Counting Stars

by Megan Huwa

A woman, childlike, sits with her caretaker-mom at the mall.
My life could be hers; her life could be mine:
Both the same age, yet life has forced us each offbeat.

How are you still here? my physical therapist asked me the day before. 
Blood could not reach my brain’s left side, 
and bursts of blackouts numbed me to the gravity of life. 

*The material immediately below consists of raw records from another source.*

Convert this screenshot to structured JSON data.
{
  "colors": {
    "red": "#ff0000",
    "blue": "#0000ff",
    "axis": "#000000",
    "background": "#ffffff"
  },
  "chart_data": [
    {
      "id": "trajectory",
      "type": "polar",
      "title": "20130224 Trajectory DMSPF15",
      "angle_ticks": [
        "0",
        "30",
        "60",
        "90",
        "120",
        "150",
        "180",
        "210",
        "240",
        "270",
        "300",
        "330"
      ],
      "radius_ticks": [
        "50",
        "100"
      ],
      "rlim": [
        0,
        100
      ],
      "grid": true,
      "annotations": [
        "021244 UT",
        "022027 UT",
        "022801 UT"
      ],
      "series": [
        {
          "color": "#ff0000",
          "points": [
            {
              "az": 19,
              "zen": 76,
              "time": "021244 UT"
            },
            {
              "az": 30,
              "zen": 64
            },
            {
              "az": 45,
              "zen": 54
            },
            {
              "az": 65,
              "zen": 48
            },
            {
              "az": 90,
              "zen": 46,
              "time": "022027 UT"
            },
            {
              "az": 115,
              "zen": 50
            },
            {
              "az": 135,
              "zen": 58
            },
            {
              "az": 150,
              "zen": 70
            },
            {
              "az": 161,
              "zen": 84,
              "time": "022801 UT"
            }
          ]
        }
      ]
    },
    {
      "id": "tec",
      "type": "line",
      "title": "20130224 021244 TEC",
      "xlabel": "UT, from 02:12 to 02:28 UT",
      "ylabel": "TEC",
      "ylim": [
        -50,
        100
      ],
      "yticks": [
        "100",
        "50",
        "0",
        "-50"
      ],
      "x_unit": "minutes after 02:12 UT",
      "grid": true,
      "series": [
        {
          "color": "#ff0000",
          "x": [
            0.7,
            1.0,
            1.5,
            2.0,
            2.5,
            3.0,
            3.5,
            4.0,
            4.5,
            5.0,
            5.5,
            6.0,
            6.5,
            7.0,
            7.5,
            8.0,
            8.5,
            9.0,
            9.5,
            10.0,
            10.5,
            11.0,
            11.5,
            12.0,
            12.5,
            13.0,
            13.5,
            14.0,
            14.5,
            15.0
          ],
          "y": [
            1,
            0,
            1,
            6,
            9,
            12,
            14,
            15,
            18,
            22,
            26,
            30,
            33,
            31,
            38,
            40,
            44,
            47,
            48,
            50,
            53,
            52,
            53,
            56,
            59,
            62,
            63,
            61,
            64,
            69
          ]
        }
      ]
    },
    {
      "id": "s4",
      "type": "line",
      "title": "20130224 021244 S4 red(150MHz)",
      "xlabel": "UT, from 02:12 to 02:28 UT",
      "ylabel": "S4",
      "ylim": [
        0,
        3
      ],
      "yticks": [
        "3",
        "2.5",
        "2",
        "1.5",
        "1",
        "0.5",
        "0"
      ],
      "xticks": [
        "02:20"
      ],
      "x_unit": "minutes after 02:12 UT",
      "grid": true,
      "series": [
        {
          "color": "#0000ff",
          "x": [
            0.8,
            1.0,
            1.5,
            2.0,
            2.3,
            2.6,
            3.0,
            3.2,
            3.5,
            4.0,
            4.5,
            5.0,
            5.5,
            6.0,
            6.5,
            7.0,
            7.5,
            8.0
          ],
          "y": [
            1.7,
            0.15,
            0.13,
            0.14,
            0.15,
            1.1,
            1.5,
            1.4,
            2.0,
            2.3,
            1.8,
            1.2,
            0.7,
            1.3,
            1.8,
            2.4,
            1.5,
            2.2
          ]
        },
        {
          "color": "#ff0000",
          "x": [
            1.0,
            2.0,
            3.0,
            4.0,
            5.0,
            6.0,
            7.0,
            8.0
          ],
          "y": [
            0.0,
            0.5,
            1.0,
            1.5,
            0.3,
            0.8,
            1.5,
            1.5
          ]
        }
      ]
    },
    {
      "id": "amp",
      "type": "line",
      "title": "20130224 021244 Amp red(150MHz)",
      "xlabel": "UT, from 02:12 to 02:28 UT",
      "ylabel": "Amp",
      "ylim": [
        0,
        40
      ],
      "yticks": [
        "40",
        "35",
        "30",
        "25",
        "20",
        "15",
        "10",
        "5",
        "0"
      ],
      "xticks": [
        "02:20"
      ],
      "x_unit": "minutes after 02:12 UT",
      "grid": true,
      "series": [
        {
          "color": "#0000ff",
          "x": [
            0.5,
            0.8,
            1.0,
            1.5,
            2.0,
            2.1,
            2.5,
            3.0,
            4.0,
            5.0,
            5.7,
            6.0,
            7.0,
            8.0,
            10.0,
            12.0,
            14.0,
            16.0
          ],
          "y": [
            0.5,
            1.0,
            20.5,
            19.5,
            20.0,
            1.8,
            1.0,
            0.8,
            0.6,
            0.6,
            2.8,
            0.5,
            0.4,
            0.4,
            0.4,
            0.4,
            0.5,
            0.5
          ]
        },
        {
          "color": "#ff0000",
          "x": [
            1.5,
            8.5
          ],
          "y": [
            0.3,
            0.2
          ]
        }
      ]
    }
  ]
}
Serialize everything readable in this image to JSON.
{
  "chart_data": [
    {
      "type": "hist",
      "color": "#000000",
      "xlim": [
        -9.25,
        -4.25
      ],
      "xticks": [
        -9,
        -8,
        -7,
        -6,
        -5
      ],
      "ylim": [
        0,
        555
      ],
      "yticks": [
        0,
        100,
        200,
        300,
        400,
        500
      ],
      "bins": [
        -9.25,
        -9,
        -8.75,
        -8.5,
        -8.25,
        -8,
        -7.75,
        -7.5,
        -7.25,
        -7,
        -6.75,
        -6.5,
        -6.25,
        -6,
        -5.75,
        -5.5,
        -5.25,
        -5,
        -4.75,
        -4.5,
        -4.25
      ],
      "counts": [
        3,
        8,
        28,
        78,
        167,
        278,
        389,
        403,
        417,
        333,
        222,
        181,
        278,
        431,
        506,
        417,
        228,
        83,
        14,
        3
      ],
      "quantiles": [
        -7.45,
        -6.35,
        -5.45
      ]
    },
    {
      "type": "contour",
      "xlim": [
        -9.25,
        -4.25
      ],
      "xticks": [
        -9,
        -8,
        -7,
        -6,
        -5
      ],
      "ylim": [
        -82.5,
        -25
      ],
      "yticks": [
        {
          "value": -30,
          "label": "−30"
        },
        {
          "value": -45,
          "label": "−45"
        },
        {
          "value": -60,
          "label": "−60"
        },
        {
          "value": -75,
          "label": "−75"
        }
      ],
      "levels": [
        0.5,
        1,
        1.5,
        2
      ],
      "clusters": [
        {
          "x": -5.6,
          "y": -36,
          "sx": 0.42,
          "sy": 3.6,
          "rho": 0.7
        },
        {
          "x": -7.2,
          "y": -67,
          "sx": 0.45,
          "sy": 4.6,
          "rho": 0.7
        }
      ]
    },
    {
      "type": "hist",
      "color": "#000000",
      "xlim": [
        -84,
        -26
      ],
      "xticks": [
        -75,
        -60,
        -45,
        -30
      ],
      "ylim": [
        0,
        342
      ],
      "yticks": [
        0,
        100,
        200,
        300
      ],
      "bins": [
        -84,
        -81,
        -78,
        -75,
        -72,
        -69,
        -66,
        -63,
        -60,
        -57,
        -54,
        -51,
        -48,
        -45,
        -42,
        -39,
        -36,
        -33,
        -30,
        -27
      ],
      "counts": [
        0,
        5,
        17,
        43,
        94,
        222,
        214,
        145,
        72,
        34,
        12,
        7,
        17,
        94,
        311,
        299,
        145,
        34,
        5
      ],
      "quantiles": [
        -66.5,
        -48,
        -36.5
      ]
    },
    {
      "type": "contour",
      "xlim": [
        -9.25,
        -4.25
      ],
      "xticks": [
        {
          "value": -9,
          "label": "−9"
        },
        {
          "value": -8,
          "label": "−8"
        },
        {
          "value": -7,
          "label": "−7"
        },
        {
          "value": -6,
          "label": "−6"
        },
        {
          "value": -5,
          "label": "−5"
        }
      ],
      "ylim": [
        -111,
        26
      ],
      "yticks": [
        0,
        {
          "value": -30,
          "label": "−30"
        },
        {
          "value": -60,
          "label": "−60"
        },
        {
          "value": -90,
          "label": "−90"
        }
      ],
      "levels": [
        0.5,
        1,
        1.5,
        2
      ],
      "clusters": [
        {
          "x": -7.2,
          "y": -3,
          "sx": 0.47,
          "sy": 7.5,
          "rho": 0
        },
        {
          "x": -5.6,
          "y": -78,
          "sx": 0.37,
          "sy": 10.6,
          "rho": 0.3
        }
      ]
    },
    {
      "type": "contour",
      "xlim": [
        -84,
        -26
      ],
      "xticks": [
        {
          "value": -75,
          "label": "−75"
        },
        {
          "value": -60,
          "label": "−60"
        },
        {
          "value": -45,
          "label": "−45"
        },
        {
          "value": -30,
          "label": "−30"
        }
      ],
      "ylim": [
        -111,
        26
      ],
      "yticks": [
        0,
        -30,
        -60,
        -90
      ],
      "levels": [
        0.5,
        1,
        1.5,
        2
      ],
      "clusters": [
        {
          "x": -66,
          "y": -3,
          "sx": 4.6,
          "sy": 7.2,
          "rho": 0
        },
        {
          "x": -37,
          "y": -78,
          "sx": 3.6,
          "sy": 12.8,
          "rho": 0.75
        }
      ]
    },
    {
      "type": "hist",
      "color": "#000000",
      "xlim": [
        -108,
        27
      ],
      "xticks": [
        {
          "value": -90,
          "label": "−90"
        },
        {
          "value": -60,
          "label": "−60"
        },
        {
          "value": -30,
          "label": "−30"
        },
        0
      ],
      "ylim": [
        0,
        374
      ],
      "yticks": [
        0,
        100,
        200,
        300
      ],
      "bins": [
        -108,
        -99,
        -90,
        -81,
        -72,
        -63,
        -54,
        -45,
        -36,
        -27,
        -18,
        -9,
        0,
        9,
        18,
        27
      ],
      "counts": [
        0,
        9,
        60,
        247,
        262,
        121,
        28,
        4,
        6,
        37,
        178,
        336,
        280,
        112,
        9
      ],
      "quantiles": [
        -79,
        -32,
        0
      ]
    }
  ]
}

Are you a life force? the singer echoes at the mall, 
and grief slow-dances down my cheeks—
only my sunglasses to cover.

When the woman’s mom disappears in a store, she stands up, 
steps wide side-to-side, and claps like a child to the living rhythm
we all hear but silence behind pretend.

The mandolin’s pizzicato glitters like stars tossed 
high into the sky. Is she a star? a refraction falling
like crushed glitter? She twirls in circles with

 her purple-tipped blonde hair,
 her Hello Kitty tattoo, and
 her HELLO HAPPY t-shirt

because everyone is watching. 
And when the song ends, everyone claps—
    what   life   force.

 

 

Megan Huwa is a poet and writer in southern California. A rare health condition keeps her and her husband from living near her family’s five-generation farm in Colorado, so her writing reaches for home—both temporal and eternal. Her work has been published or is forthcoming in Solum Literary Press, Calla Press, Foreshadow, Ekstasis, Solid Food Press, San Antonio Review, The Midwest Quarterly, LETTERS Journal, and elsewhere, and featured on The Habit Podcast.